Elasticsearch divides an index into multiple shards and distributes these shards across nodes, allowing you to search by using the index on any of the nodes. The number of shards for an index must be specified before the index has been created. After an index has been created, you can no longer change the number of shards for the index.


You can create multiple index replicas to enhance the fault tolerance of the system. A replica can be restored to a shard when the shard has been damaged or lost. Using replicas also improves the search performance. Search requests can be load balanced by Elasticsearch among these replicas.


Data recovery (or data redistribution) is the process of redistributing shards for a node to guarantee the integrity of data when the node joins or leaves a cluster, or when the node recovers from a failure.


A gateway is used to store snapshots of indexes. By default, an Elasticsearch node stores all the indexes in memory. When the node memory is full, the node saves the indexes to local disks for persistent storage. Index snapshots stored on a gateway can be restored after a cluster restarts for fault recovery, which is faster than reading indexes from local disks. Elasticsearch supports multiple types of gateways, including local file system, distributed file system, Hadoop HDFS, and Alibaba Cloud Object Storage Service (OSS).

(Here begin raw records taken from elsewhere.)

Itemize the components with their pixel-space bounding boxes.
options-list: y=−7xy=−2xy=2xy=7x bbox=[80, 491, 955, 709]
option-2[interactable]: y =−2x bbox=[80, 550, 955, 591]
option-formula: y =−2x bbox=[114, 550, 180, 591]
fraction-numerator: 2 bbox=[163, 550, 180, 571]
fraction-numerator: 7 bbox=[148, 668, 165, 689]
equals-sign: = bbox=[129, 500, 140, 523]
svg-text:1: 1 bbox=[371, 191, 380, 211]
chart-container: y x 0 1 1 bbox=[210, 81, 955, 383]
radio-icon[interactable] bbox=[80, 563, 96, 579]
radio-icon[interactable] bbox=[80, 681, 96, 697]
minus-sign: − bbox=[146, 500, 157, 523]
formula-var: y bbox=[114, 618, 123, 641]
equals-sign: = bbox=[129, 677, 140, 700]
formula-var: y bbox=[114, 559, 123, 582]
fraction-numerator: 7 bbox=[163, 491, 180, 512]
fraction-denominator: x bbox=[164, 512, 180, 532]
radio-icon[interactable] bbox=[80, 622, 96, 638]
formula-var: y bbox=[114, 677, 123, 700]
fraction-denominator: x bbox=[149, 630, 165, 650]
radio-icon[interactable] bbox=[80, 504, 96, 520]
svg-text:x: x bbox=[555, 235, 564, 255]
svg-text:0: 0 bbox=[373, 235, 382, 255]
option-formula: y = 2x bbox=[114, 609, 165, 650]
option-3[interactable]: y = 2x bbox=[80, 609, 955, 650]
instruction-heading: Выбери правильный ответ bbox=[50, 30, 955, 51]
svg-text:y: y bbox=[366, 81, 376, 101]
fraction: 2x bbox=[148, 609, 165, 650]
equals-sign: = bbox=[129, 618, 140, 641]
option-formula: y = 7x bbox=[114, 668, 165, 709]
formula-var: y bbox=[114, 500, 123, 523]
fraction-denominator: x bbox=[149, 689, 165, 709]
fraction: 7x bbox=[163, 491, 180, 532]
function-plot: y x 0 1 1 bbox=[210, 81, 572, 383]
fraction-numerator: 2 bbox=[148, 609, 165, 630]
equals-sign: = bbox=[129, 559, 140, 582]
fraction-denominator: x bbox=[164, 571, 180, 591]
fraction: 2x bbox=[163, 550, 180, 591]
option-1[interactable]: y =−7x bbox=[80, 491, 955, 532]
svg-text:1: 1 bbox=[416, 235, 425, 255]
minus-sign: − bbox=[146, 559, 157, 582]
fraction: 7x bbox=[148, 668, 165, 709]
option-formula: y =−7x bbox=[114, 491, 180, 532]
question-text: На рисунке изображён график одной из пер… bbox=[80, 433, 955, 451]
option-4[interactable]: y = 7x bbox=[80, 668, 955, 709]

discovery.zen is an automatic node discovery mechanism. Elasticsearch is a peer to peer (P2P) system that broadcasts to discover nodes. Nodes communicate with each other through multicast and P2P.


Transport is a method used for communication between nodes within a cluster, or between clusters and clients. By default, nodes communicate with each other over TCP. Elasticsearch also supports multiple transmission protocol plug-ins, including HTTP (JSON format), Thrift, Servlet, Memcached, and ZeroMQ.